不得不佩服她的逻辑,我的确刻意隐瞒了换角膜的事情,这件事我一直不愿意提,因为现在这双美丽的眼睛是我的骄傲,对于被推迟上学的几年,我通常都以骨折一带而过。我所有的思考是基于自己的经历,而她并不知道,所以无论是谁单纯地听到敲墙和人影,充其量也只能认为是惊悚事件。Selina对我的了解不亚于我父母,看到我如此重视,她肯定不会嘲笑我无中生有。而此刻的她,正在用同样美丽的眼睛注视着我,我深吸了口气。
“你还记得,第一次在足球场上见到我的情景吗?”
“怎么可能忘?!当时我和同学去食堂,路过足球场你正好进球了!你队友的欢呼声把我吸引进去、我自己继续看完了剩下的比赛、接着你就走过来说‘你是哪个系的?’。我被你的眼神冻住了,一直看着,还没回答,你就说‘当我女朋友吧’,然后我傻傻地点了下头。”每次谈到相遇她都兴奋得不得了,语速极快,好像我还在球场上奔跑,而她则是足球解说员。
“这么说是当时我的眼睛吸引了你。”
“差不多吧,你的眼睛认真盯住什么东西的时候有一种吸引力,很特别!”
“如果我告你,这双眼睛原本什么都看不见呢?”
“你……什么意思?”她露出不可思议的表情。
“我天生失明,直到4岁时接受了别人捐献的角膜才能看到东西……”我把自己认为刻意隐瞒了的部分向她全盘托出,换来的是她错愕的表情。

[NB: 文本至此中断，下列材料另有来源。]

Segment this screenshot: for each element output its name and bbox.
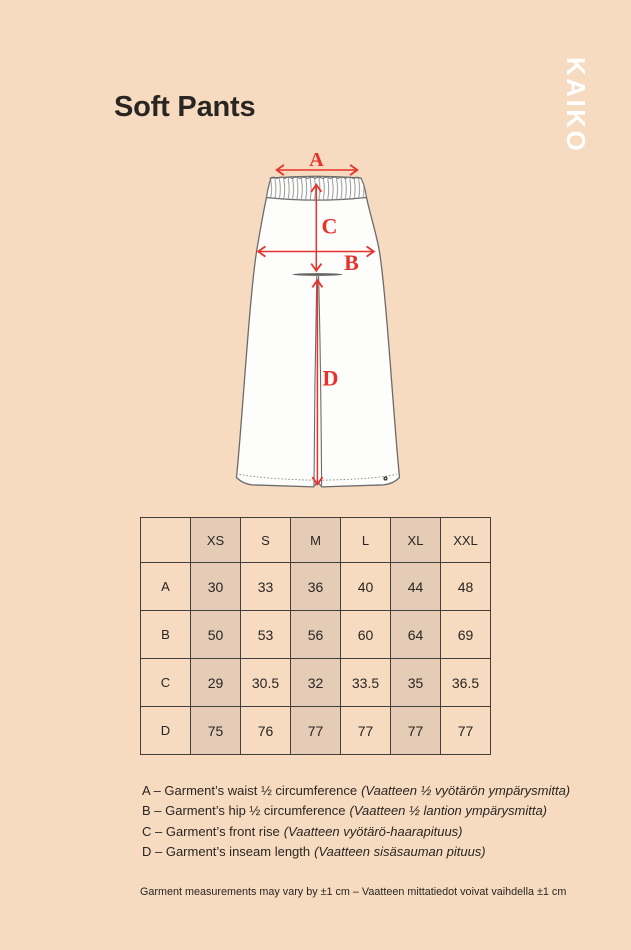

“怎么会这样!好恐怖!”她看着我,看得我也觉得恐怖。
“怎么了?”
“你不觉得是你的眼睛吸引了我,而有可能根本就是捐献角膜那个人的眼睛吸引了我?难怪我一直不了解你!”
“你不了解我?我还觉得一直不了解你呢!”她怎么会这么想,这还真是一个意外的思路,尽管否定了我的魅力,让我有点伤心。

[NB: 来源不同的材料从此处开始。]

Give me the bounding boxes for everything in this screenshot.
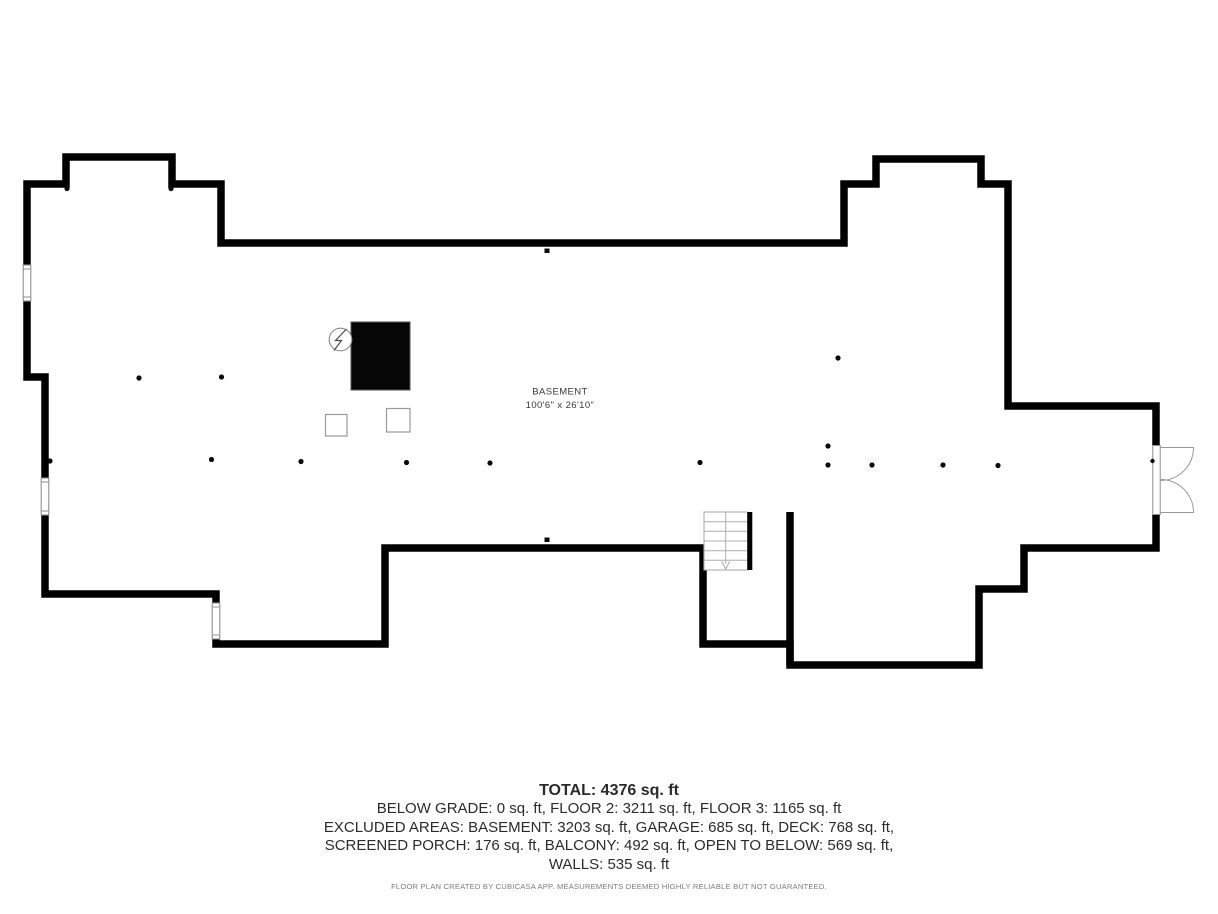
floorplan-page: BASEMENT 100'6" x 26'10" TOTAL: 4376 sq.… bbox=[0, 0, 1218, 914]
room-label: BASEMENT bbox=[532, 387, 587, 398]
chimney bbox=[351, 322, 410, 390]
area-line: SCREENED PORCH: 176 sq. ft, BALCONY: 492… bbox=[0, 837, 1218, 856]
window bbox=[212, 603, 220, 639]
area-summary: TOTAL: 4376 sq. ft BELOW GRADE: 0 sq. ft… bbox=[0, 781, 1218, 874]
room-dimensions: 100'6" x 26'10" bbox=[526, 400, 595, 411]
electrical-icon bbox=[329, 328, 352, 351]
window bbox=[41, 478, 49, 515]
door-frame bbox=[1153, 446, 1160, 515]
total-area: TOTAL: 4376 sq. ft bbox=[0, 781, 1218, 800]
staircase bbox=[704, 512, 750, 570]
disclaimer: FLOOR PLAN CREATED BY CUBICASA APP. MEAS… bbox=[0, 882, 1218, 891]
exterior-walls bbox=[27, 157, 1156, 665]
floorplan-drawing: BASEMENT 100'6" x 26'10" bbox=[0, 0, 1218, 914]
area-line: BELOW GRADE: 0 sq. ft, FLOOR 2: 3211 sq.… bbox=[0, 800, 1218, 819]
support-column bbox=[326, 415, 348, 437]
area-line: EXCLUDED AREAS: BASEMENT: 3203 sq. ft, G… bbox=[0, 819, 1218, 838]
area-line: WALLS: 535 sq. ft bbox=[0, 856, 1218, 875]
window bbox=[23, 265, 31, 301]
support-column bbox=[387, 409, 411, 433]
double-door bbox=[1153, 446, 1194, 515]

“你想问的是,如何找到其中的联系?”我点点头,但是没有想到这隐瞒的部分会给我们带来如此大的影响,以致完全颠覆了她以往严谨沉稳的性格,如此急迫地想得到答案。
“我下午想想,下课时见!”
“好吧。”
和她走回学校的路上,我们都沉默着,不知说什么好。我能理解她的心情,被眼睛所吸引,最后却发现这双眼睛另属他人,这不能怪她,因为是我刻意隐瞒了,可她并没有生气。
追查
***Selina是因为爱上了我的眼睛,所以爱上了我;而我对她的一见钟情又有什么可以解释呢?我也记得那一天,被Selina反复诉说的那一天,她是从自己的立场来说,看了我的进球,听到了队友的欢呼,所以我们相遇了。而那一天从我的立场来讲,情形则完全不同,我们约好输球的一方请客,比赛当天,对方的队长是Sean,他表现得很勇猛,两方紧紧钳制着,剩的时间不多了,但谁都无法先进球。眼看就要平了,就在这时候,忽然队友们开始欢呼,我以为是进球了,向欢呼的人看过去,其他人也一样,而奇怪的是球明明就在我视野中不远的地方,我很轻易地就踢入了球门,然后又是一阵欢呼,坚持了一会儿,我们赢了!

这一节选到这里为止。